I still like Hillary's idea: for banks with assets over a given amount (say million), collect a tax on risky investments. It doesn't break up banks, but it does encourage the larger ones to not take stupid risks, or at least throw some money into the pot in case they need bailed out later. Or if a bank really really wants to take risks, they'll be encouraged to stay small.
"Glass-Steagall would be nice, but it would need to be expanded."
You mean like a flock of Steagalls?
*tips over garbage can while running away down an alley*
Why you little ... !
|gravelstudios - 2015-10-16 |
Am I the only one who thinks he looks like the suck-cut guy from Wayne's World?
|BHWW - 2015-10-16 |
He and Bobby Jindal should debate each other and whoever wins gets a President for a Day sash.
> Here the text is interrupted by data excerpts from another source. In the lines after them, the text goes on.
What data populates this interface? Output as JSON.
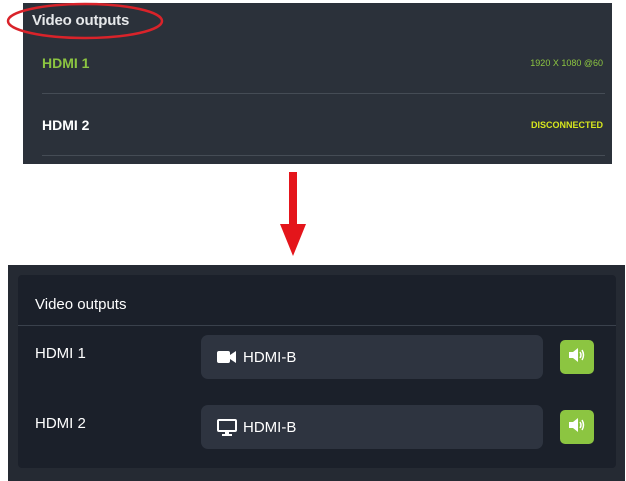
{
  "top_panel": {
    "title": "Video outputs",
    "outputs": [
      {
        "name": "HDMI 1",
        "status": "1920 X 1080 @60"
      },
      {
        "name": "HDMI 2",
        "status": "DISCONNECTED"
      }
    ],
    "colors": {
      "active": "#8cc541",
      "warning": "#d7e71d",
      "annotation": "#d9232a"
    }
  },
  "bottom_panel": {
    "title": "Video outputs",
    "outputs": [
      {
        "name": "HDMI 1",
        "source": "HDMI-B",
        "source_icon": "video-camera-icon",
        "audio_icon": "speaker-icon"
      },
      {
        "name": "HDMI 2",
        "source": "HDMI-B",
        "source_icon": "monitor-icon",
        "audio_icon": "speaker-icon"
      }
    ],
    "colors": {
      "accent": "#8cc541"
    }
  }
}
The winner doesn't actually get to hold the office of President for one day, he just gets the sash. To wear for one day and then he has to give it back.
|Binro the Heretic - 2015-10-16 |
The next time I get chewed out for not doing my job properly, I'm going to try the, "Hey, give me a break. I had a lot on my plate." defense.
Rodents of Unusual Size
Yeah, I think your father dying is a good excuse if you work at Target and didn't get all the Tide stocked on the right shelf. If you're in fucking Congress you should know what the fuck is going on.
|Anaxagoras - 2015-10-16 |
This guy has won my vote. Where I do I sign up for the Chaffee For President train?
|oddeye - 2015-10-17 |
Is this a real thing? Title looks like random word generator spunk.